Met de voorgestelde herziening van ons belastingstelsel per 1 januari 2001 beoogt de regering de economische structuur en de werkgelegenheid te versterken en beter rekening te houden met de eisen die het milieu stelt. Zo wordt het fiscaal stelsel toegesneden op de 21e eeuw.

Goed openbaar bestuur inspireert tot actief burgerschap. Het stimuleert de betrokkenheid bij de publieke zaak. Wederkerigheid en vertrouwen versterken het fundament van een rechtsstaat die ook in de volgende eeuw weerbaar zal zijn.

De grondslagen van onze democratie vragen voortdurend om onderhoud. De teruglopende opkomst bij verkiezingen baart zorgen. Nieuwe mogelijkheden die de techniek ons biedt, worden onderzocht, maar deze zullen de persoonlijke inzet van mensen nooit kunnen vervangen. De regering blijft streven naar de totstandkoming van een wettelijk geregeld correctief referendum.

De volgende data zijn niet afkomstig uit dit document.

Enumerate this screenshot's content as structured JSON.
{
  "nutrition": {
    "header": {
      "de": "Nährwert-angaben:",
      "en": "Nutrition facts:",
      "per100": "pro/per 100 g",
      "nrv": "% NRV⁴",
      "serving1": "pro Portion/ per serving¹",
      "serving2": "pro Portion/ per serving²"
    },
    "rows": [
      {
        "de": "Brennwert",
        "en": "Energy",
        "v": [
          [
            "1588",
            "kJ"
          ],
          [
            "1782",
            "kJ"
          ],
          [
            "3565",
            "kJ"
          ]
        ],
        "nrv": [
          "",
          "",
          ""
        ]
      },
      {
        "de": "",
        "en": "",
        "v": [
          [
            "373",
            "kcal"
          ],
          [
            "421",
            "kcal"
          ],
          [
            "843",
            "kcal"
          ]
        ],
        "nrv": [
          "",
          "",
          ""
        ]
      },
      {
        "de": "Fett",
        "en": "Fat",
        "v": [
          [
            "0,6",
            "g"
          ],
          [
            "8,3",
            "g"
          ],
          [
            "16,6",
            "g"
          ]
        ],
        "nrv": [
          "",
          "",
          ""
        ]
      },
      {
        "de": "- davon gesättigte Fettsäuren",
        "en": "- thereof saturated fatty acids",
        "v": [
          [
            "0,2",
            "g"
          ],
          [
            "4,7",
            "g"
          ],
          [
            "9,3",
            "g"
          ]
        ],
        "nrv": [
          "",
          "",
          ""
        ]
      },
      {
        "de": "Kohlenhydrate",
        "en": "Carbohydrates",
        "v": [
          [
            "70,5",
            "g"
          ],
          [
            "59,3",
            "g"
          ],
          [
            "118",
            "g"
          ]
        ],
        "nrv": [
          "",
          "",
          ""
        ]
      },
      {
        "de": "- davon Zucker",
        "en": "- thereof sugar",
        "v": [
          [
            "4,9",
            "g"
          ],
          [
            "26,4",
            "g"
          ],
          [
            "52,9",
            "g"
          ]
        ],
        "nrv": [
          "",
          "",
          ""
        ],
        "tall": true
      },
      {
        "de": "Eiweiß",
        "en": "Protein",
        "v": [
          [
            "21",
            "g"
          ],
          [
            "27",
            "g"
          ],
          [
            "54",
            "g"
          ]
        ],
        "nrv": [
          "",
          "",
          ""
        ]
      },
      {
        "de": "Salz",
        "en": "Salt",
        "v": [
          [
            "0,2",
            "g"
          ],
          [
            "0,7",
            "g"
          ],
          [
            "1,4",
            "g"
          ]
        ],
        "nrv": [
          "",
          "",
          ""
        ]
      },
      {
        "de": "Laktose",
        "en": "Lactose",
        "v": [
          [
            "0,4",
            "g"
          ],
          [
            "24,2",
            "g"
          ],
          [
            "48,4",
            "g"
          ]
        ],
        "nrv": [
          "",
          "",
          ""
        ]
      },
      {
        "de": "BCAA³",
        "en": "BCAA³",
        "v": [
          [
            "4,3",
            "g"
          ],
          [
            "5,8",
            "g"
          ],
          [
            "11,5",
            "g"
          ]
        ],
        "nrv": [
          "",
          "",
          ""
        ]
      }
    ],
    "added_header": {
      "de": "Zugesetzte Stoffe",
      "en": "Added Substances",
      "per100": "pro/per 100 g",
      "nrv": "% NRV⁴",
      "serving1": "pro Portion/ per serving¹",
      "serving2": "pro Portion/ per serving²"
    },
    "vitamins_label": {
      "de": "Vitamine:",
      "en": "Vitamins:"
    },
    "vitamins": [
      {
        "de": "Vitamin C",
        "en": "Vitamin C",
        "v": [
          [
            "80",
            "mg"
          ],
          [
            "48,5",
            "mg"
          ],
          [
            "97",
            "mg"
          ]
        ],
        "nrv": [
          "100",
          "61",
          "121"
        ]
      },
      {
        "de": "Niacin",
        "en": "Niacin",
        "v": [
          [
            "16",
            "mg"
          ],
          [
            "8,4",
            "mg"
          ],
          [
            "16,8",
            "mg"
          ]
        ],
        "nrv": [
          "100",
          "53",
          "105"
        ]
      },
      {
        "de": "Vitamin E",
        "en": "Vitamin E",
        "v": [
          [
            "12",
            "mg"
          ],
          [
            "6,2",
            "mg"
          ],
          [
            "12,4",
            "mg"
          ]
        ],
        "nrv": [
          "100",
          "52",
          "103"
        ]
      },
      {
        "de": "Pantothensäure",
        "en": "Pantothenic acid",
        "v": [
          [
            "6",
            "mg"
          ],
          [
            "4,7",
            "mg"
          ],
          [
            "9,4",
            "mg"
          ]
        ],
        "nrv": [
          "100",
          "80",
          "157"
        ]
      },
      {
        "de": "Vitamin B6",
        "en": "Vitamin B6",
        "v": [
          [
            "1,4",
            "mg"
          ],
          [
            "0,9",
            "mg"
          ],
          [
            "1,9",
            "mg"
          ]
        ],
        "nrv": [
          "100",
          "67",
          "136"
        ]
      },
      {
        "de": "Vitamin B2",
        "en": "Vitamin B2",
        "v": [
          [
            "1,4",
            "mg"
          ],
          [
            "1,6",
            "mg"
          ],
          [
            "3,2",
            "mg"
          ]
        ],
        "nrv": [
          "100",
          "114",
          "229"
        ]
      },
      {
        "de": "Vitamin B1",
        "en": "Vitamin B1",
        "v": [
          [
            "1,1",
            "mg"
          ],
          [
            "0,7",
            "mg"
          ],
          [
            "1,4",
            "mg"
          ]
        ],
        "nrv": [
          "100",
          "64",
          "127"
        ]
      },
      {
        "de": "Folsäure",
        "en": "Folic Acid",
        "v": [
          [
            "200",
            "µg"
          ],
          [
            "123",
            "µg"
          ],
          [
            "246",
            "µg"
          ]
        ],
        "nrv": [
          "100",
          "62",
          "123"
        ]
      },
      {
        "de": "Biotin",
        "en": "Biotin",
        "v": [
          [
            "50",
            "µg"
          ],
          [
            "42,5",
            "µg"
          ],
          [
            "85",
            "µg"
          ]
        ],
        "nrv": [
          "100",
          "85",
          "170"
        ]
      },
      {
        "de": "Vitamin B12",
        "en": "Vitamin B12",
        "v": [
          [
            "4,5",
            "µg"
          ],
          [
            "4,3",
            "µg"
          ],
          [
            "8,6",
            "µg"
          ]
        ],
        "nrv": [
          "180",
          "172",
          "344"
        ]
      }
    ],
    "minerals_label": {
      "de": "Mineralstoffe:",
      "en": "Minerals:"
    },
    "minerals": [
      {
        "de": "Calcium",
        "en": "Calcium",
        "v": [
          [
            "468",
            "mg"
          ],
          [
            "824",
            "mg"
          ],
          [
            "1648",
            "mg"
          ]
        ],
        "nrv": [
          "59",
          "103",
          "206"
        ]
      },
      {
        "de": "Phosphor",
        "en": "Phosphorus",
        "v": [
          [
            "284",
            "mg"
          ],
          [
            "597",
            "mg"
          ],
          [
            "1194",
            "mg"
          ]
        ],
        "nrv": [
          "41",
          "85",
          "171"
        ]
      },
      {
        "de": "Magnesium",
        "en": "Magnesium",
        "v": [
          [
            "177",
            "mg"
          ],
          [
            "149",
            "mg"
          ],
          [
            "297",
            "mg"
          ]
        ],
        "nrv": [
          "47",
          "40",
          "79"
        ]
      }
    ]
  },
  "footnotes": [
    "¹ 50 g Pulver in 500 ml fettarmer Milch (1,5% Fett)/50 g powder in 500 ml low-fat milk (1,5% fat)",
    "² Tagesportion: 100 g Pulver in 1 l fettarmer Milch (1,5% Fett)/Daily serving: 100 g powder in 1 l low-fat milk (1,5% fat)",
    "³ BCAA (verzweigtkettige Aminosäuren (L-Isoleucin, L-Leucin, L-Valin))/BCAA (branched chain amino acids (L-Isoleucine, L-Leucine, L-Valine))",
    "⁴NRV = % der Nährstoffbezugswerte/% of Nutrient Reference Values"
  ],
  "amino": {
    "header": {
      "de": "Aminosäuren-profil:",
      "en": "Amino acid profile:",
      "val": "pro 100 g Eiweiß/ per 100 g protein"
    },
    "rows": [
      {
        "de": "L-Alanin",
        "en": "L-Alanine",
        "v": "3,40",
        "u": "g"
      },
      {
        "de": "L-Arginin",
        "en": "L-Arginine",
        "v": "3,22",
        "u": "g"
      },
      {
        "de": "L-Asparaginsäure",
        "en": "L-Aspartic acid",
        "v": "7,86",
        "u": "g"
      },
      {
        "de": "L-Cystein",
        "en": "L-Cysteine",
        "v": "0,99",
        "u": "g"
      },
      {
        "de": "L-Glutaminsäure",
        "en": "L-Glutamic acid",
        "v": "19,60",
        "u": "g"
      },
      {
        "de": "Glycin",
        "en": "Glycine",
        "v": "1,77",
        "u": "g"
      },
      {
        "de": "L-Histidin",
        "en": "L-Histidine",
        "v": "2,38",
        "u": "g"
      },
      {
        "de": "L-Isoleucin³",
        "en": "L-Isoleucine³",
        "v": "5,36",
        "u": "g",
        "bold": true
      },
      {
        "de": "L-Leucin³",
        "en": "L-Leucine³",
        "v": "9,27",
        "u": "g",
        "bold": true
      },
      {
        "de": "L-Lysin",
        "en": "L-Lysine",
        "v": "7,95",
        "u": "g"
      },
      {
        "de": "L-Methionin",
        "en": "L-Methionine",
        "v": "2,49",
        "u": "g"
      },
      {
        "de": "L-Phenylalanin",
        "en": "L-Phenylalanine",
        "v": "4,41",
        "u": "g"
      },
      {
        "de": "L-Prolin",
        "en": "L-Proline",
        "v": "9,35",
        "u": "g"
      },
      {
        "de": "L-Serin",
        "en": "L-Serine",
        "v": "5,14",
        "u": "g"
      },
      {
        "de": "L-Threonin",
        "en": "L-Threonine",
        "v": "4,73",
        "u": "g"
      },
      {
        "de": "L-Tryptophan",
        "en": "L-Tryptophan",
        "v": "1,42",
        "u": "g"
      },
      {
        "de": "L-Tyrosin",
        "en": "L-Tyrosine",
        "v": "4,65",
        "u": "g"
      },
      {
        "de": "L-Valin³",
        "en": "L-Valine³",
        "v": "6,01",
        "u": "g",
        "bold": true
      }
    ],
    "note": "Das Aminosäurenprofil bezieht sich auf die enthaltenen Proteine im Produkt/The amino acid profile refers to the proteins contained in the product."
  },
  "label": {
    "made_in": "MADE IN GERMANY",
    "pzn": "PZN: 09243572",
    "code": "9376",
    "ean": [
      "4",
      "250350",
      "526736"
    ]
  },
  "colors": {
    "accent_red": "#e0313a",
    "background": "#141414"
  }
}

Heldere wetgeving en wijze terughoudendheid bij regulering zijn belangrijke voorwaarden voor een goed functionerende markt in een samenleving die steeds kritischer en ingewikkelder wordt. De kwaliteit van de rechtsstaat stelt hoge eisen aan de overheid en de rechterlijke macht.

De snel veranderende maatschappij vergt dat wij ons allen voortdurend aanpassen aan nieuwe eisen en omstandigheden. De overheid moet algemene regels stellen, de veiligheid garanderen en bescherming bieden waar nodig. Zij moet zelf normen en waarden hanteren en moet ook anderen daarop kunnen aanspreken. De overheid is van en voor de samenleving en staat borg voor de rechtsstaat.

De bereikbaarheid en aanspreekbaarheid van de overheid worden met een één-loketbenadering verbeterd. Zo kan de burger ook beter de weg worden gewezen in het woud van instanties en regelingen. Het gebruik van mogelijkheden die de moderne informatie- en communicatietechnologie ons biedt, dient dat doel.

De overheid moet duidelijk maken wat zij doet, waarom en hoe. Dit vereist goed samenspel en vertrouwen tussen de politiek verantwoordelijken en hun ambtelijk apparaat. Transparantie en verantwoording zijn daarvoor onmisbaar. In het functioneren van de rijksdienst staan integriteit en vertrouwen in verantwoordelijkheid centraal.

Ook binnen het verband van het Koninkrijk verdient de kwaliteit van het publiek domein bijzondere aandacht. De Nederlands-Antilliaanse regering staat voor de opgave het hoofd te bieden aan ernstige financieel-economische en maatschappelijke problemen. Op Aruba zijn goede resultaten geboekt met het op orde brengen van de openbare financiën. Daar ligt het accent nu op de verbetering van de kwaliteit van het openbaar bestuur. In Koninkrijksverband vindt overleg plaats over voorstellen om de samenwerkingsrelatie te moderniseren.

Leden van de Staten-Generaal, [ 117 ]

Aan het einde van deze eeuw kan een balans worden opgemaakt. In Nederland is veel goeds tot stand gebracht. Velen hebben daaraan bijgedragen. In het besef van onze kracht en met open oog voor onze zwaktes geeft dat vertrouwen voor de toekomst. Ook in de nieuwe eeuw zal het nodig zijn gezamenlijk te investeren in de kwaliteit van onze samenleving en in internationale samenwerking. De regering blijft zich onverminderd inspannen voor een sterke economie en een vitale samenleving. Zij wil dat doen samen met U, met de andere overheden en met alle burgers.

Van harte spreek ik de wens uit dat U Uw verantwoordelijke taken met toewijding en grote inzet zult vervullen, in het vertrouwen dat velen met mij U wijsheid toewensen en om zegen voor U bidden.